MATLAB: Parfor slower than for in the code.

MATLABParallel Computing Toolboxparfor

Hi,
My code is the following
parfor nn=1:Na
temp=A{nn}*B{nn};
temp(1,1) = 0; temp(Nb,1) = 0;
D(nn,:)=((C{nn}\temp));
end
Where A ,C are cell arrays storing Na number of sparse matrices-(NbxNb), B is a cell array storing Na vectors of Nbx1 size
I am finding that my above loop is faster when i use 'for' loop instead of 'parfor' loop. Does anyone know why? (assume that I am only intrested in the reason for-' the code being slower with parfor compared to for'.)
Thank you.

Best Answer

For sufficiently large matrices the * operation is handled by high performance multi threaded library that uses all available cores.
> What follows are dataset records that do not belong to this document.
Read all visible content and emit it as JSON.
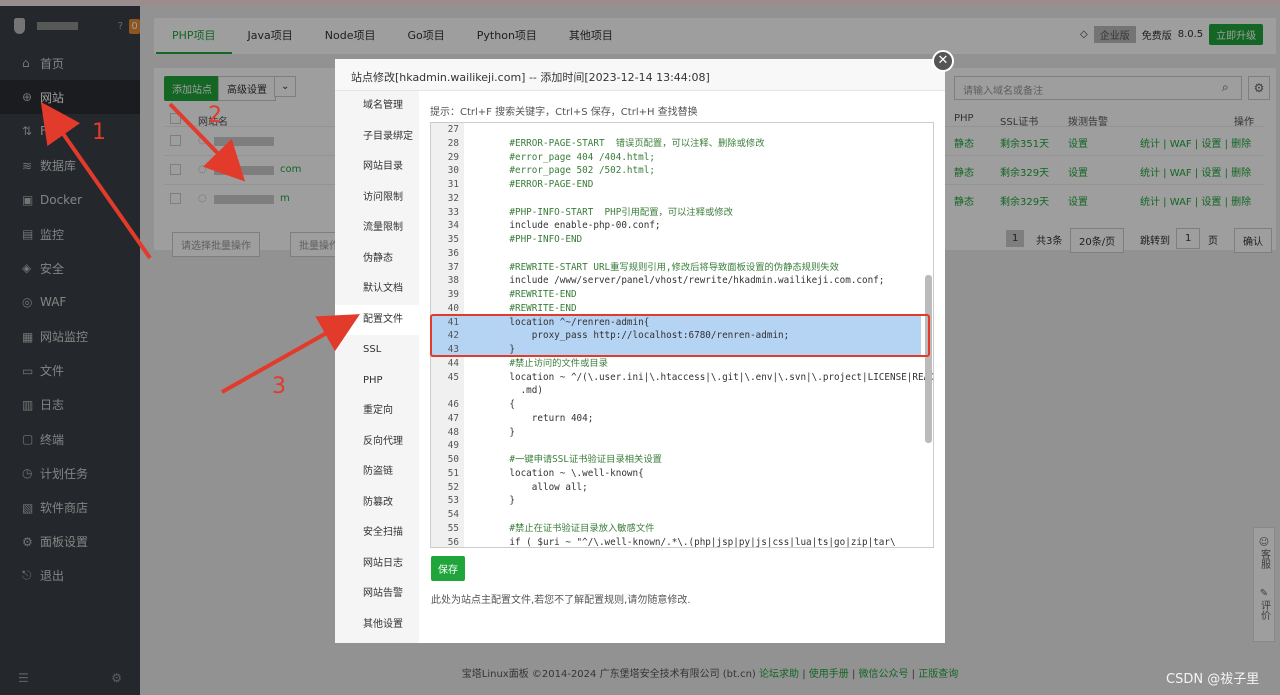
{
  "sidebar": {
    "badge": "0",
    "items": [
      {
        "label": "首页",
        "icon": "home-icon",
        "glyph": "⌂"
      },
      {
        "label": "网站",
        "icon": "globe-icon",
        "glyph": "⊕"
      },
      {
        "label": "FTP",
        "icon": "ftp-icon",
        "glyph": "⇅"
      },
      {
        "label": "数据库",
        "icon": "database-icon",
        "glyph": "≋"
      },
      {
        "label": "Docker",
        "icon": "docker-icon",
        "glyph": "▣"
      },
      {
        "label": "监控",
        "icon": "monitor-icon",
        "glyph": "▤"
      },
      {
        "label": "安全",
        "icon": "shield-icon",
        "glyph": "◈"
      },
      {
        "label": "WAF",
        "icon": "waf-icon",
        "glyph": "◎"
      },
      {
        "label": "网站监控",
        "icon": "site-monitor-icon",
        "glyph": "▦"
      },
      {
        "label": "文件",
        "icon": "folder-icon",
        "glyph": "▭"
      },
      {
        "label": "日志",
        "icon": "log-icon",
        "glyph": "▥"
      },
      {
        "label": "终端",
        "icon": "terminal-icon",
        "glyph": "▢"
      },
      {
        "label": "计划任务",
        "icon": "clock-icon",
        "glyph": "◷"
      },
      {
        "label": "软件商店",
        "icon": "store-icon",
        "glyph": "▧"
      },
      {
        "label": "面板设置",
        "icon": "settings-icon",
        "glyph": "⚙"
      },
      {
        "label": "退出",
        "icon": "logout-icon",
        "glyph": "⎋"
      }
    ],
    "active_index": 1
  },
  "tabs": [
    "PHP项目",
    "Java项目",
    "Node项目",
    "Go项目",
    "Python项目",
    "其他项目"
  ],
  "header_right": {
    "edition": "企业版",
    "free": "免费版",
    "version": "8.0.5",
    "upgrade": "立即升级"
  },
  "toolbar": {
    "add_site": "添加站点",
    "advanced": "高级设置",
    "search_placeholder": "请输入域名或备注"
  },
  "table": {
    "headers": {
      "site": "网站名",
      "php": "PHP",
      "ssl": "SSL证书",
      "alert": "拨测告警",
      "ops": "操作"
    },
    "rows": [
      {
        "name": "",
        "php": "静态",
        "ssl": "剩余351天",
        "alert": "设置",
        "ops": "统计 | WAF | 设置 | 删除"
      },
      {
        "name": "com",
        "php": "静态",
        "ssl": "剩余329天",
        "alert": "设置",
        "ops": "统计 | WAF | 设置 | 删除"
      },
      {
        "name": "m",
        "php": "静态",
        "ssl": "剩余329天",
        "alert": "设置",
        "ops": "统计 | WAF | 设置 | 删除"
      }
    ],
    "batch1": "请选择批量操作",
    "batch2": "批量操作"
  },
  "pager": {
    "page": "1",
    "total": "共3条",
    "per_page": "20条/页",
    "jump": "跳转到",
    "page_input": "1",
    "page_unit": "页",
    "confirm": "确认"
  },
  "footer": {
    "copyright": "宝塔Linux面板 ©2014-2024 广东堡塔安全技术有限公司 (bt.cn)",
    "links": [
      "论坛求助",
      "使用手册",
      "微信公众号",
      "正版查询"
    ]
  },
  "float": {
    "service": "客服",
    "review": "评价"
  },
  "modal": {
    "title": "站点修改[hkadmin.wailikeji.com] -- 添加时间[2023-12-14 13:44:08]",
    "nav": [
      "域名管理",
      "子目录绑定",
      "网站目录",
      "访问限制",
      "流量限制",
      "伪静态",
      "默认文档",
      "配置文件",
      "SSL",
      "PHP",
      "重定向",
      "反向代理",
      "防盗链",
      "防篡改",
      "安全扫描",
      "网站日志",
      "网站告警",
      "其他设置"
    ],
    "nav_active": 7,
    "tip": "提示：Ctrl+F 搜索关键字，Ctrl+S 保存，Ctrl+H 查找替换",
    "code": [
      {
        "n": "27",
        "t": "",
        "c": ""
      },
      {
        "n": "28",
        "t": "    #ERROR-PAGE-START  错误页配置，可以注释、删除或修改",
        "c": "cm"
      },
      {
        "n": "29",
        "t": "    #error_page 404 /404.html;",
        "c": "cm"
      },
      {
        "n": "30",
        "t": "    #error_page 502 /502.html;",
        "c": "cm"
      },
      {
        "n": "31",
        "t": "    #ERROR-PAGE-END",
        "c": "cm"
      },
      {
        "n": "32",
        "t": "",
        "c": ""
      },
      {
        "n": "33",
        "t": "    #PHP-INFO-START  PHP引用配置，可以注释或修改",
        "c": "cm"
      },
      {
        "n": "34",
        "t": "    include enable-php-00.conf;",
        "c": ""
      },
      {
        "n": "35",
        "t": "    #PHP-INFO-END",
        "c": "cm"
      },
      {
        "n": "36",
        "t": "",
        "c": ""
      },
      {
        "n": "37",
        "t": "    #REWRITE-START URL重写规则引用,修改后将导致面板设置的伪静态规则失效",
        "c": "cm"
      },
      {
        "n": "38",
        "t": "    include /www/server/panel/vhost/rewrite/hkadmin.wailikeji.com.conf;",
        "c": ""
      },
      {
        "n": "39",
        "t": "    #REWRITE-END",
        "c": "cm"
      },
      {
        "n": "40",
        "t": "    #REWRITE-END",
        "c": "cm"
      },
      {
        "n": "41",
        "t": "    location ^~/renren-admin{",
        "c": "hl"
      },
      {
        "n": "42",
        "t": "        proxy_pass http://localhost:6780/renren-admin;",
        "c": "hl"
      },
      {
        "n": "43",
        "t": "    }",
        "c": "hl"
      },
      {
        "n": "44",
        "t": "    #禁止访问的文件或目录",
        "c": "cm"
      },
      {
        "n": "45",
        "t": "    location ~ ^/(\\.user.ini|\\.htaccess|\\.git|\\.env|\\.svn|\\.project|LICENSE|README",
        "c": ""
      },
      {
        "n": "",
        "t": "      .md)",
        "c": ""
      },
      {
        "n": "46",
        "t": "    {",
        "c": ""
      },
      {
        "n": "47",
        "t": "        return 404;",
        "c": ""
      },
      {
        "n": "48",
        "t": "    }",
        "c": ""
      },
      {
        "n": "49",
        "t": "",
        "c": ""
      },
      {
        "n": "50",
        "t": "    #一键申请SSL证书验证目录相关设置",
        "c": "cm"
      },
      {
        "n": "51",
        "t": "    location ~ \\.well-known{",
        "c": ""
      },
      {
        "n": "52",
        "t": "        allow all;",
        "c": ""
      },
      {
        "n": "53",
        "t": "    }",
        "c": ""
      },
      {
        "n": "54",
        "t": "",
        "c": ""
      },
      {
        "n": "55",
        "t": "    #禁止在证书验证目录放入敏感文件",
        "c": "cm"
      },
      {
        "n": "56",
        "t": "    if ( $uri ~ \"^/\\.well-known/.*\\.(php|jsp|py|js|css|lua|ts|go|zip|tar\\",
        "c": ""
      }
    ],
    "save": "保存",
    "note": "此处为站点主配置文件,若您不了解配置规则,请勿随意修改."
  },
  "annotations": [
    "1",
    "2",
    "3"
  ],
  "watermark": "CSDN @祓子里"
}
When you parfor then by default each worker gets one core so in each worker the high performance library operates in effective serial . You have several of those serial operation at the same time but each one takes more clock time than the original multithreaded operation. It is at best equivalent total time but probably worse since your number of cores used in multithreaded mode might exceed your parpool size.
... and meanwhile each parpool worker is aa separate process that has to be created and be set up to run MATLAB . It is certain that you will have that overhead when you parfor so parfor is often slower than not using parfor.
parfor wins under two circumstances:
  1. the code would not be automatically parallelized with the high performance library , such as if the arrays are too small or the operation does not match an implemented pattern . In such a case you still have the overhead of creating the workers but you can get several done in the same clock time
  2. the code involves waiting for external resources such as disk or network . In such aa case with multiple workers some could be making progress while others are waiting which is better than having the cpus sit idle for every wait.